I used to hate sorbets. To me, a sorbet was nothing more than frozen water flavored with some neon-colored sugar water; an affront to ice cream. If the king and queen of desserts had a bastard child….it would be the sorbet. I mean, who could possibly love some icy, crunchy, cloyingly sweet sham of a dish? The inventor of the sorbet should be shot. There was absolutely nothing that was going to convince me that this shaved ice look-alike was worthy of as an after-dinner sweet. Nothing until I read this article from Serious Eats about the science behind the sorbet.
To an extent, I was right. The sorbet is nothing more than a pureed fruit sweetened with sugar and frozen. What I didn’t know was that the abominations I’ve had as a child were such because of two factors: 1) using fruits of a poor quality (or worse…some fruit “substitute”) and 2) incorrect proportions in terms of sugar. Intrigued by the author’s description of a “creamy” and “jammy” sorbet, I decided to give it a go, buying a few quarts of strawberries at Whole Foods. The process of making it was actually quite simple and so let’s keep this short and sweet (no pun intended).
For the sorbet:
– 4 lbs. of the best strawberries you can find, roughly chopped (one of those Driscoll packs is a lb. if that helps)
– 2 c. sugar (I used organic light brown but feel free to use regular white)
– pinch of salt and a squeeze of lemon juice
………….and that’s it! Unlike its cousin the ice cream that relies on cream and eggs, a sorbet should taste exactly like the fruit it’s made of and nothing more.
For the almond “soup” (adapted from Ferran Adria’s “The Family Meal”):
– 1 2/3 c. almonds, roughly chopped (I wrapped mine in a dish towel and beat the hell out of it with a heavy pan)
– 2 1/2 c. water
– 2 tbsp. sugar
– Handful of blueberries or similar fruit (opt.)
Originally used by Adria to drizzle over a nougat ice cream, I thought it’d be a good way to add a little creaminess to the dish and as a spin to the nuts some people add to their sorbets.
1) The night before, soak the almonds in the water so that on the day you’re making the sorbet, you can blend it into a smooth liquid. As I used a weak hand blender, mine still had large chunks in it. That’s OK. Pass the entire mixture through a sieve so all you’re left with is a smooth liquid that looks like a thicker almond milk. Whisk in the sugar. Do NOT throw away the remaining almond pulp.
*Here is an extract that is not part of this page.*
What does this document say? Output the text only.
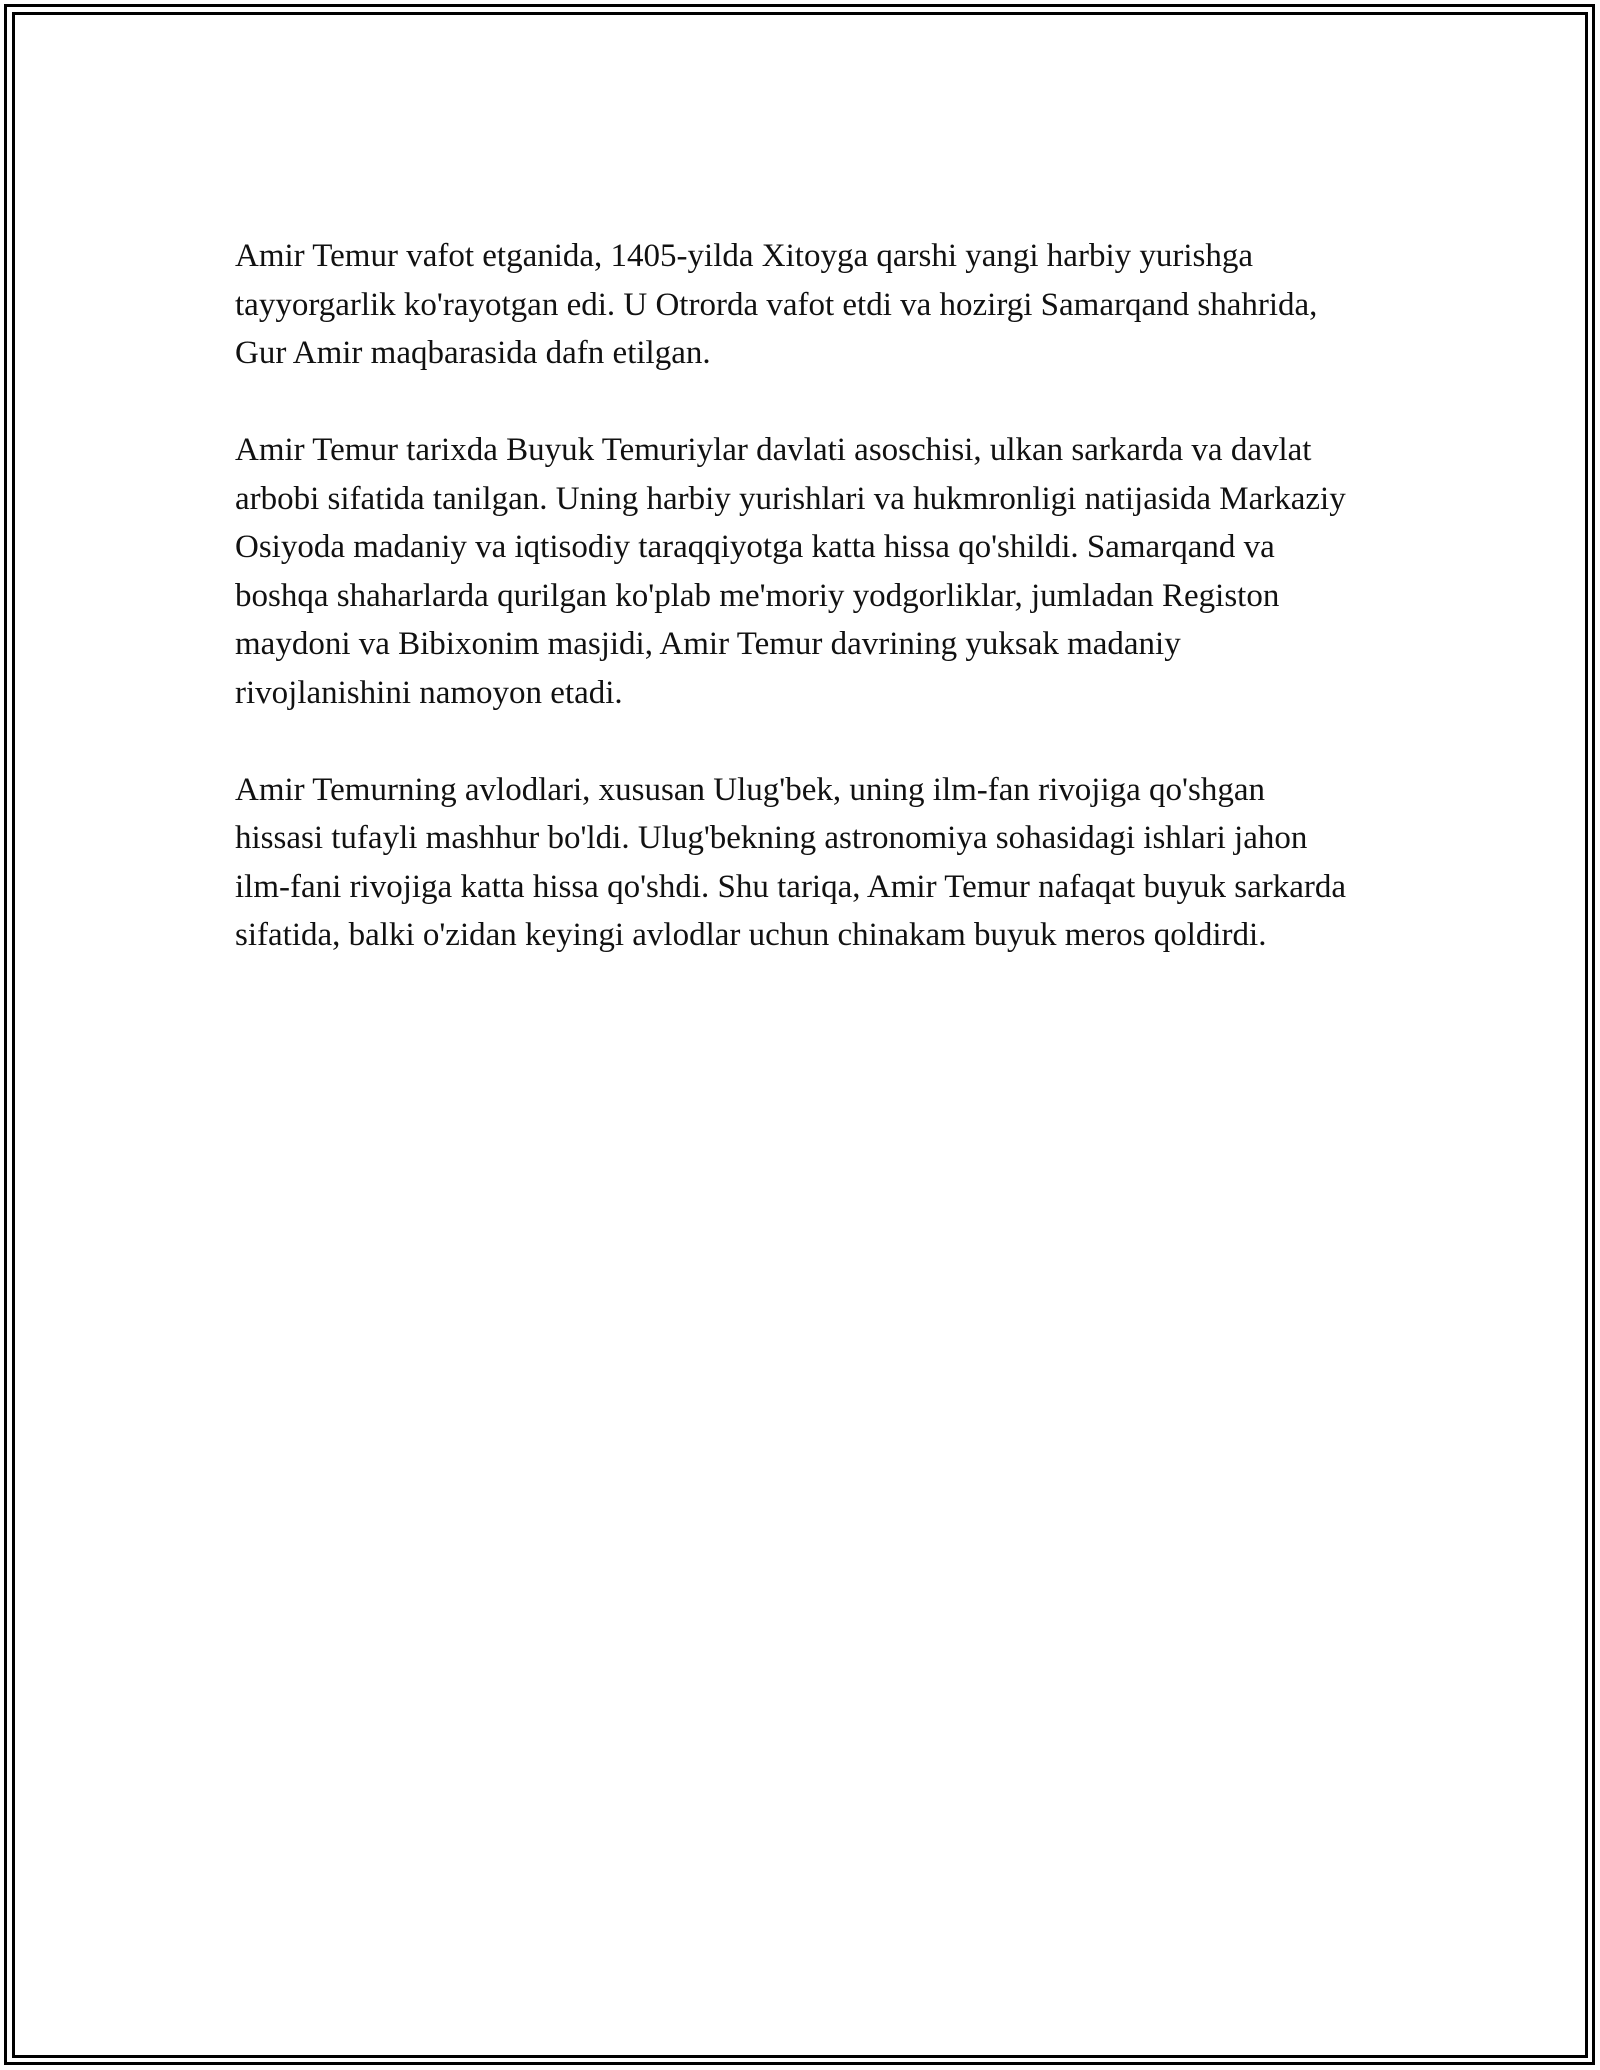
Amir Temur vafot etganida, 1405-yilda Xitoyga qarshi yangi harbiy yurishga tayyorgarlik ko'rayotgan edi. U Otrorda vafot etdi va hozirgi Samarqand shahrida, Gur Amir maqbarasida dafn etilgan.

Amir Temur tarixda Buyuk Temuriylar davlati asoschisi, ulkan sarkarda va davlat arbobi sifatida tanilgan. Uning harbiy yurishlari va hukmronligi natijasida Markaziy Osiyoda madaniy va iqtisodiy taraqqiyotga katta hissa qo'shildi. Samarqand va boshqa shaharlarda qurilgan ko'plab me'moriy yodgorliklar, jumladan Registon maydoni va Bibixonim masjidi, Amir Temur davrining yuksak madaniy rivojlanishini namoyon etadi.

Amir Temurning avlodlari, xususan Ulug'bek, uning ilm-fan rivojiga qo'shgan hissasi tufayli mashhur bo'ldi. Ulug'bekning astronomiya sohasidagi ishlari jahon ilm-fani rivojiga katta hissa qo'shdi. Shu tariqa, Amir Temur nafaqat buyuk sarkarda sifatida, balki o'zidan keyingi avlodlar uchun chinakam buyuk meros qoldirdi.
2) Blend the strawberries into a smooth puree. Pour the sugar in and blend again.
3) That’s it. Freeze it. Now ideally, you’d follow the one step in over 99% of the recipes that infuriates me as I’m too broke to follow it: “Pour into ice cream maker and freeze according to manufacturer’s instructions”. But absent the funds for one, you can just chuck it in the freezer, hand-churning it every hour or so.
4) To plate, let sorbet sit for a few minutes on your counter to soften. Scoop out, drizzle a bit of the almond soup around it and top with a bit of almond pulp and berries.
With the right ingredients and proportions, the sorbet is actually one of the highest praises fresh fruit can receive. So yes…that day, I made a sorbet so creamy and jammy that for once, I had to resist knocking on the neighbor’s door and shoving it in their unsuspecting mouth. Halfway through my second bowl on a hot weekend afternoon, I revised my earlier statement: the inventor of the sorbet isn’t deserving of punishment….it’s the person who convinced me that the garbage of my yesteryears was the real deal who is!